Si stima che tra il 3% e il 14% della forza lavoro globale (75-375 milioni di lavoratori) potrebbe dover cambiare lavoro a causa dell’automazione guidata dall’AI entro il 2030. Questo significa che questa tecnologia potrebbe realmente portare alla scomparsa di alcune professioni o alla riduzione della domanda di lavoro in settori come produzione, logistica, contabilità, servizi finanziari.

Anche professioni qualificate come avvocati, commercialisti, medici potrebbero vedere parte delle loro mansioni automatizzate.

2. Aumento delle disuguaglianze

L’AI rischia di avvantaggiare solo alcuni lavoratori altamente qualificati e le grandi aziende tecnologiche. Potrebbe così ampliarsi il divario tra “innovatori” e normali lavoratori portando a conseguenze non solo in ambito lavorativo ed economico, ma anche sociale e politico.

Contrariamente a quanto molti pensavano infatti, l’AI non si è limitata a sostituire i robot, ma ha assunto un ruolo attivo nel nostro lavoro quotidiano assistendoci nelle attività ad alto valore aggiunto dei knowledge worker, soprattutto quelli con elevati livelli di istruzione.

Il mix che ne risulta è davvero pericoloso: una forza lavoro che attribuisce grande importanza al lavoro si trova ora destabilizzata dall’AI.

3. Necessità di riqualificazione

I lavoratori, tutti i lavoratori, dovranno aggiornare frequentemente le proprie competenze per adattarsi ai cambiamenti portati dall’AI. Anche il sistema educativo e formativo dovrà fornire le competenze necessarie per i lavori del futuro, ma non sarà un percorso semplice o veloce.

Facile prevedere allora che alcune aziende inizieranno a differenziarsi dalla concorrenza investendo di più su programmi e percorsi che puntano a ridurre i livelli di stress, come la terapia o il coaching. Assisteremo inoltre a un aumento del “virtue signaling” aziendale, con impegni verso la riqualificazione e la ricollocazione.

Ma tutto qui? Davvero ci aspettano anni in cui la rincorsa all’AI sarà il motivo dominante del nostro lavoro? Siamo condannati ad “essere inattaccabili” per avere ancora un ruolo in questo futuro ricco di tecnologia? Forse no!

La nota sbagliata

E’ evidente che, per quanto riguarda il lavoro in termini di efficienza e rapidità, non possiamo giocare una partita alla pari con l’AI. Allora che fare?

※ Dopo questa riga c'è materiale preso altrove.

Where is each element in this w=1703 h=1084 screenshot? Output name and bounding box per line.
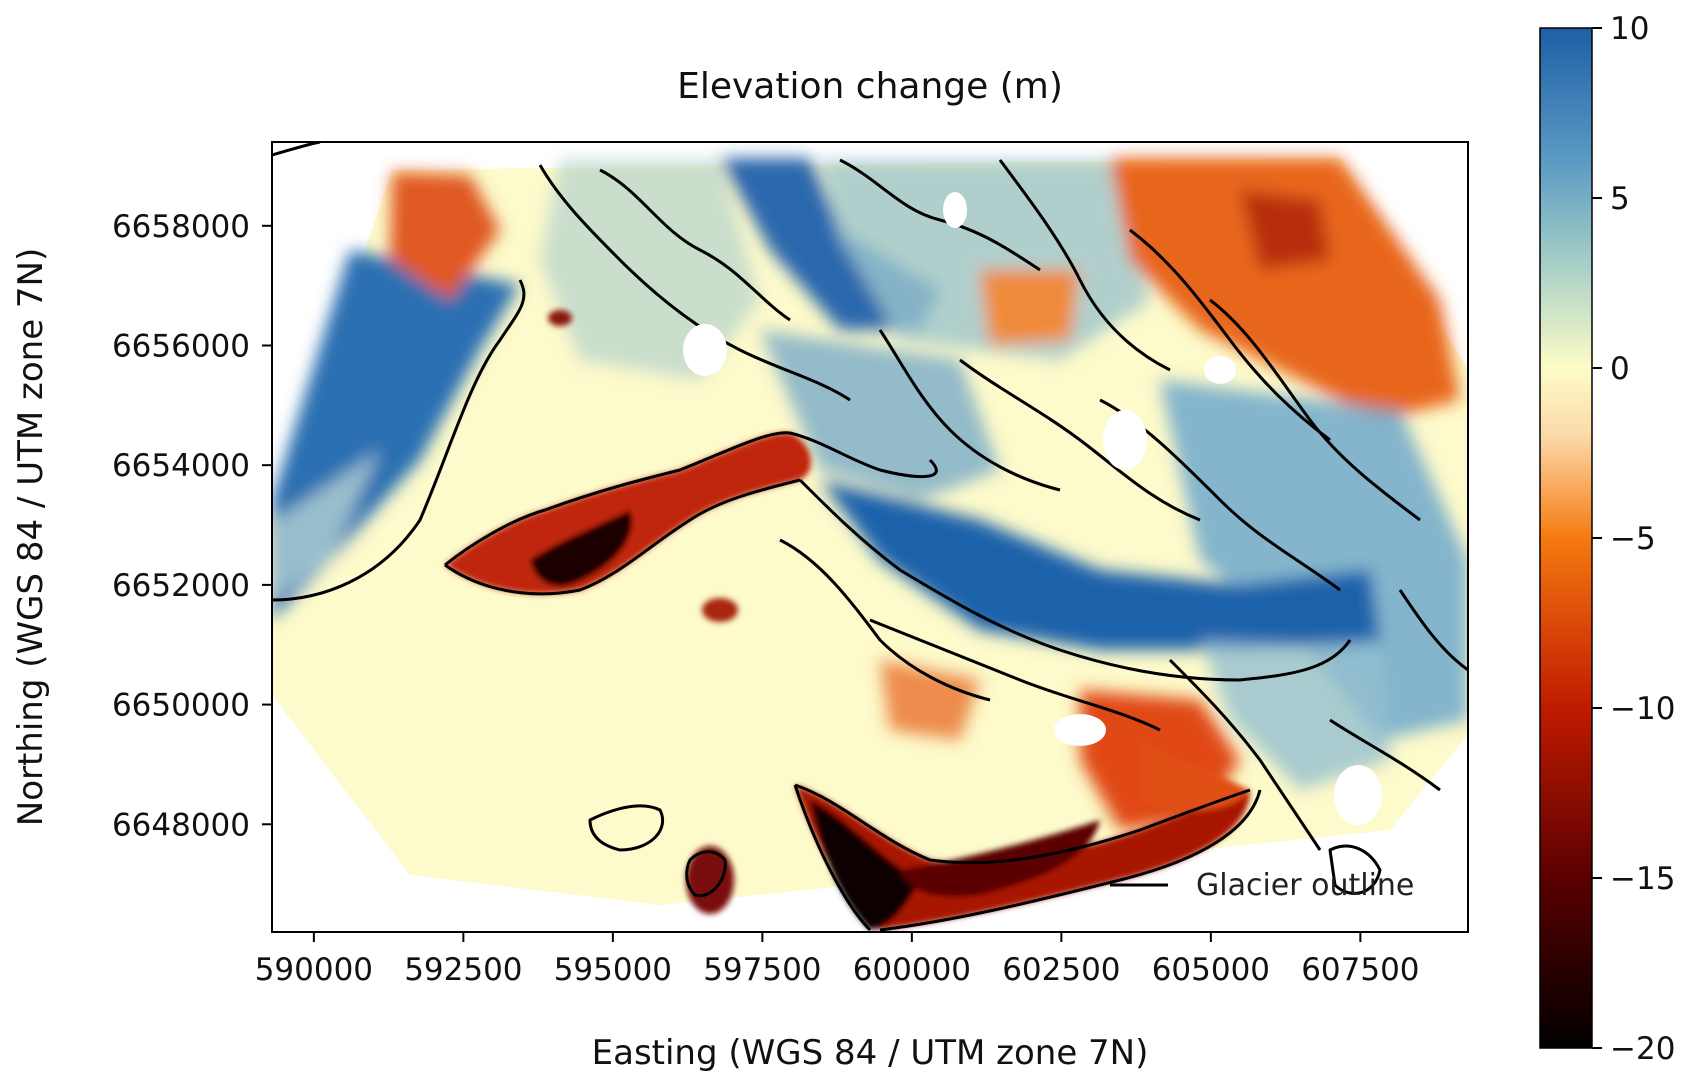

La risposta me l’ha data un film di qualche anno fa, La leggenda del pianista sull’oceano ed in particolare un brano della sua colonna sonora realizzata da Ennio Morricone. Il pezzo si chiama “The Crisis” ed ha una particolarità. Per tutta la sua durata c’è una nota dissonante che si ripete, ed è proprio questo a renderlo imperfetto e quindi unico e bellissimo.

Senza quella nota stonata e apparentemente fastidiosa, la melodia sarebbe piatta e scontata. E invece quella nota è perfetta, nella sua imperfezione; rappresenta la vera natura di ciò che ci rende unici come esseri umani, esseri imperfetti.

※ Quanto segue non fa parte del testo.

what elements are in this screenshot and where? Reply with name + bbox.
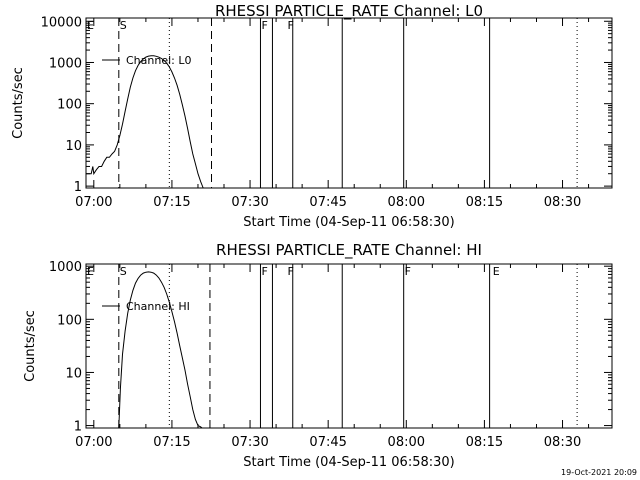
y-tick-label: 10 — [65, 366, 82, 381]
x-tick-label: 07:30 — [231, 195, 268, 210]
series-line — [86, 55, 204, 189]
plot-frame — [85, 17, 613, 189]
hi-channel-panel: RHESSI PARTICLE_RATE Channel: HI Counts/s… — [23, 241, 613, 470]
x-tick-label: 08:15 — [466, 435, 503, 450]
legend-label: Channel: HI — [126, 300, 190, 313]
y-tick-label: 1 — [74, 420, 82, 435]
x-tick-label: 07:45 — [309, 435, 346, 450]
marker-label: F — [288, 19, 294, 32]
y-tick-label: 100 — [57, 313, 82, 328]
y-tick-label: 1000 — [49, 260, 82, 275]
x-tick-label: 07:00 — [75, 195, 112, 210]
y-tick-label: 100 — [57, 98, 82, 113]
plot-frame — [85, 263, 613, 429]
x-tick-label: 07:15 — [153, 195, 190, 210]
y-tick-label: 10000 — [41, 15, 82, 30]
y-tick-label: 10 — [65, 139, 82, 154]
y-axis-label: Counts/sec — [23, 310, 38, 382]
marker-label: F — [288, 265, 294, 278]
x-tick-label: 08:30 — [544, 435, 581, 450]
y-axis-label: Counts/sec — [11, 67, 26, 139]
legend-label: Channel: L0 — [126, 54, 192, 67]
x-tick-label: 08:30 — [544, 195, 581, 210]
marker-label: F — [261, 19, 267, 32]
x-axis-label: Start Time (04-Sep-11 06:58:30) — [243, 455, 454, 470]
marker-label: F — [405, 265, 411, 278]
y-tick-label: 1 — [74, 180, 82, 195]
chart-title: RHESSI PARTICLE_RATE Channel: L0 — [215, 2, 483, 21]
x-tick-label: 08:00 — [388, 435, 425, 450]
marker-label: E — [493, 265, 500, 278]
marker-label: S — [120, 265, 127, 278]
y-tick-label: 1000 — [49, 56, 82, 71]
x-tick-label: 07:15 — [153, 435, 190, 450]
series-line — [118, 271, 203, 429]
x-tick-label: 08:15 — [466, 195, 503, 210]
x-tick-label: 07:45 — [309, 195, 346, 210]
x-tick-label: 08:00 — [388, 195, 425, 210]
x-tick-label: 07:30 — [231, 435, 268, 450]
marker-label: E — [87, 19, 94, 32]
x-tick-label: 07:00 — [75, 435, 112, 450]
marker-label: S — [120, 19, 127, 32]
marker-label: F — [261, 265, 267, 278]
lo-channel-panel: RHESSI PARTICLE_RATE Channel: L0 Counts/s… — [11, 2, 613, 230]
timestamp-label: 19-Oct-2021 20:09 — [561, 468, 637, 477]
x-axis-label: Start Time (04-Sep-11 06:58:30) — [243, 215, 454, 230]
chart-title: RHESSI PARTICLE_RATE Channel: HI — [216, 241, 482, 260]
marker-label: E — [87, 265, 94, 278]
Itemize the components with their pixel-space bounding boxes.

Nell’era dell’intelligenza artificiale sarà proprio la nostra capacità di abbracciare le imperfezioni a rappresentare il nostro più grande vantaggio. Invece di competere con l’AI sulla base della precisione e dell’efficienza, possiamo puntare sulle qualità umane irripetibili: la creatività, l’empatia, l’intuizione.

Sempre avanti, condannati all’ottimismo!